Palatin Technologies, Inc. (NYSE American: PTN) is making strides in its clinical programs, focusing on melanocortin receptor (MCR) modulation for ulcerative colitis and obesity. The company anticipates key data readouts in the near term for both its PL8177 and bremelanotide programs.
PL8177 Phase 2 Enrollment Complete for Ulcerative Colitis
Palatin Technologies announced the completion of patient enrollment in its Phase 2 study of PL8177, an orally administered melanocortin-1 receptor (MC1R) agonist, for the treatment of ulcerative colitis (UC). The multi-center, randomized, double-blind, placebo-controlled study is evaluating the safety, tolerability, efficacy, pharmacokinetics, and biomarkers of PL8177 in adult patients with active UC. Topline data is expected in the first quarter of 2025.
Carl Spana, Ph.D., President and CEO of Palatin, stated, "Oral PL8177 may provide a safe, effective, and tolerable treatment option for ulcerative colitis patients prior to immunosuppressive therapies and steroid treatments, which have significant safety and tolerability concerns."
Ulcerative colitis, a form of inflammatory bowel disease (IBD), affects an estimated 1.25 million individuals in the United States. Current treatments are not effective in a substantial portion of patients, and severe cases may result in surgical removal of the colon. PL8177 targets melanocortin-1 receptors on colon epithelial cells and has demonstrated sustained delivery to the colon lumen with no systemic exposure in a Phase 1 study.

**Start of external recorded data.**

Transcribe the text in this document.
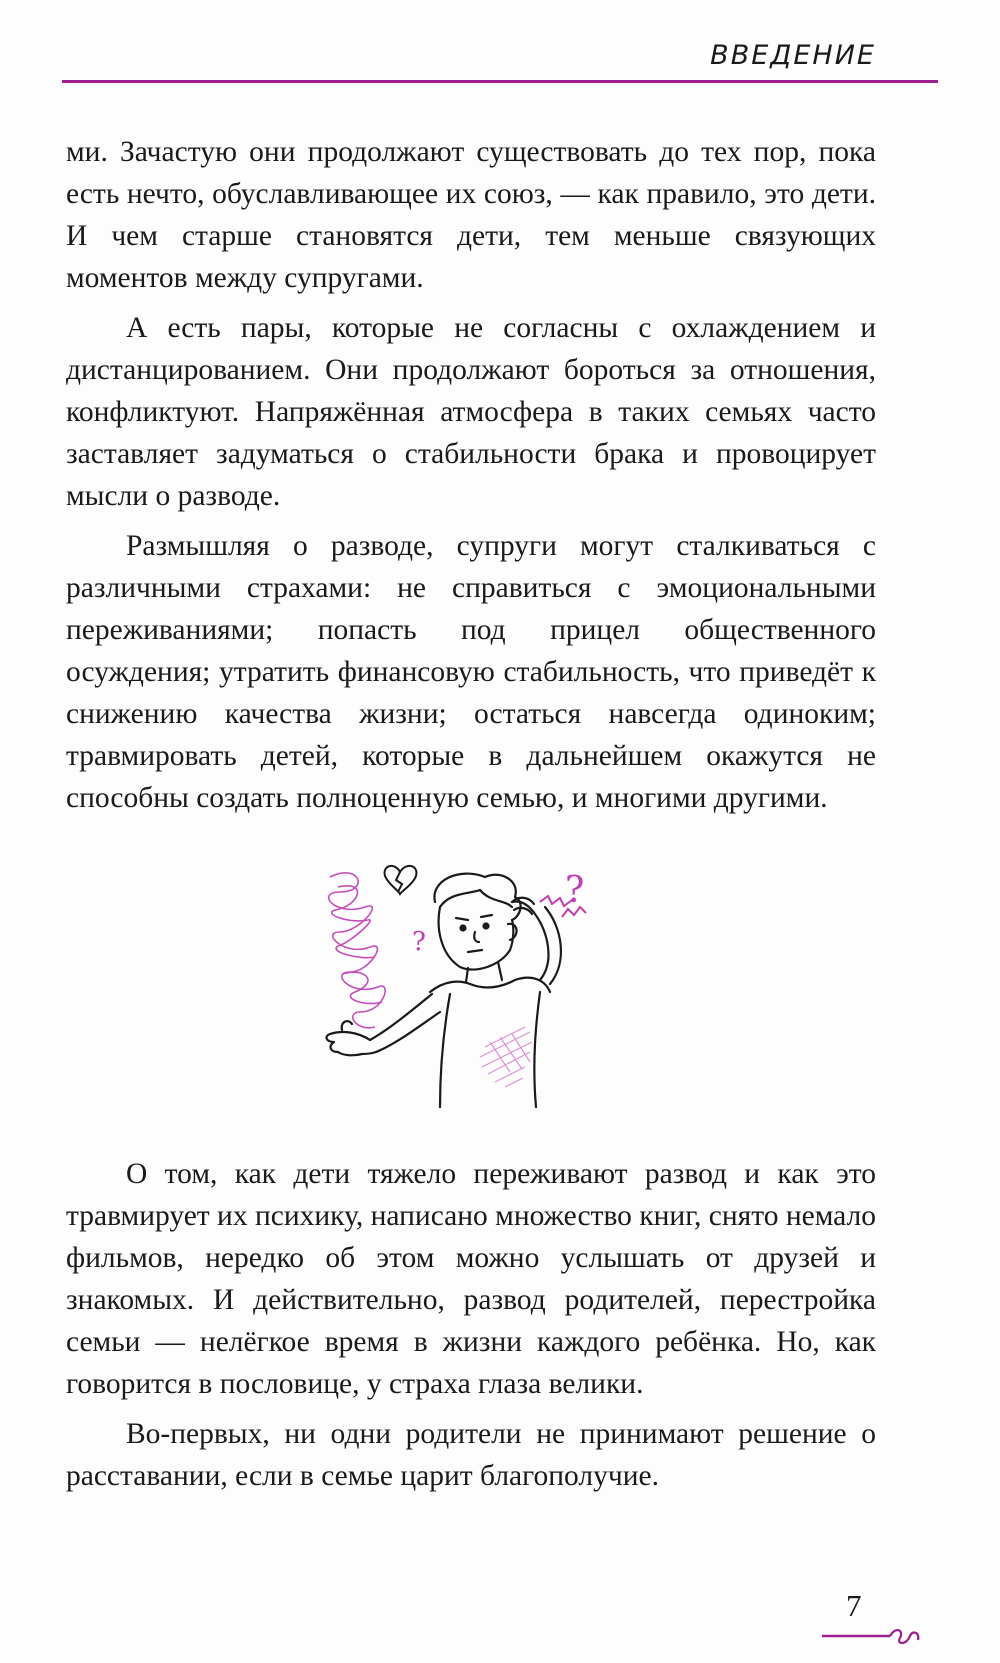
ВВЕДЕНИЕ

ми. Зачастую они продолжают существовать до тех пор, пока есть нечто, обуславливающее их союз, — как правило, это дети. И чем старше становятся дети, тем меньше связующих моментов между супругами.

А есть пары, которые не согласны с охлаждением и дистанцированием. Они продолжают бороться за отношения, конфликтуют. Напряжённая атмосфера в таких семьях часто заставляет задуматься о стабильности брака и провоцирует мысли о разводе.

Размышляя о разводе, супруги могут сталкиваться с различными страхами: не справиться с эмоциональными переживаниями; попасть под прицел общественного осуждения; утратить финансовую стабильность, что приведёт к снижению качества жизни; остаться навсегда одиноким; травмировать детей, которые в дальнейшем окажутся не способны создать полноценную семью, и многими другими.

?
?

О том, как дети тяжело переживают развод и как это травмирует их психику, написано множество книг, снято немало фильмов, нередко об этом можно услышать от друзей и знакомых. И действительно, развод родителей, перестройка семьи — нелёгкое время в жизни каждого ребёнка. Но, как говорится в пословице, у страха глаза велики.

Во-первых, ни одни родители не принимают решение о расставании, если в семье царит благополучие.

7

The Phase 2 study, identified as NCT05466890 on clinicaltrials.gov, was designed to align with the latest FDA Draft Guidance for Industry: Ulcerative Colitis: Developing Drugs for Treatment (April 2022). The primary efficacy endpoint is the Mayo Endoscopic Subscore, which evaluates the level of disease in the colon mucosa.
Preclinical data has shown that oral PL8177 can improve inflamed colon health by repolarizing colon macrophages from a pro-inflammatory to a pro-inflammation resolving state.
Phase 2 Obesity Study Completed with Bremelanotide and Tirzepatide
Palatin Technologies also announced the completion of its Phase 2 BMT-801 clinical study, evaluating the co-administration of melanocortin 4 receptor (MC4R) bremelanotide with tirzepatide, a glucagon-like peptide-1 (GLP-1)/gastric inhibitory polypeptide (GIP) agonist, for the treatment of obesity. Topline data is expected later this quarter.
The study enrolled 113 patients, with 96 patients randomized, exceeding the initial target of 60 patients. The primary endpoint is to demonstrate the safety and efficacy of co-administration of bremelanotide with tirzepatide on reducing body weight. The trial, identified as NCT06565611 on clinicaltrials.gov, included multiple assessments of safety and efficacy to profile the effectiveness of bremelanotide as a stand-alone treatment or in conjunction with GLP-1/GIP therapy.
"We believe the data from this study will demonstrate that the combination of MC4R + GLP-1/GIP agonists may result in additive and synergistic effects on patient weight loss," said Dr. Spana. He further noted the potential for treating general obesity, weight loss management, acquired and congenital hypothalamic obesity, and rare/orphan genetically caused MC4R pathway diseases.
Genetic analysis has identified the melanocortin 4 receptor (MC4R) as playing a central role in appetite regulation. Agonists of the MC4R promote satiety, making it an attractive target for potential obesity treatments.
Palatin is also developing novel 'next generation' selective MC4R agonists, with investigational new drug (IND) enabling activities expected to commence this quarter.
About Palatin Technologies
Palatin Technologies is focused on developing first-in-class medicines based on molecules that modulate the activity of the melanocortin receptor systems, targeting diseases with significant unmet medical need and commercial potential. The company's strategy involves developing products and forming marketing collaborations with industry leaders to maximize their commercial potential.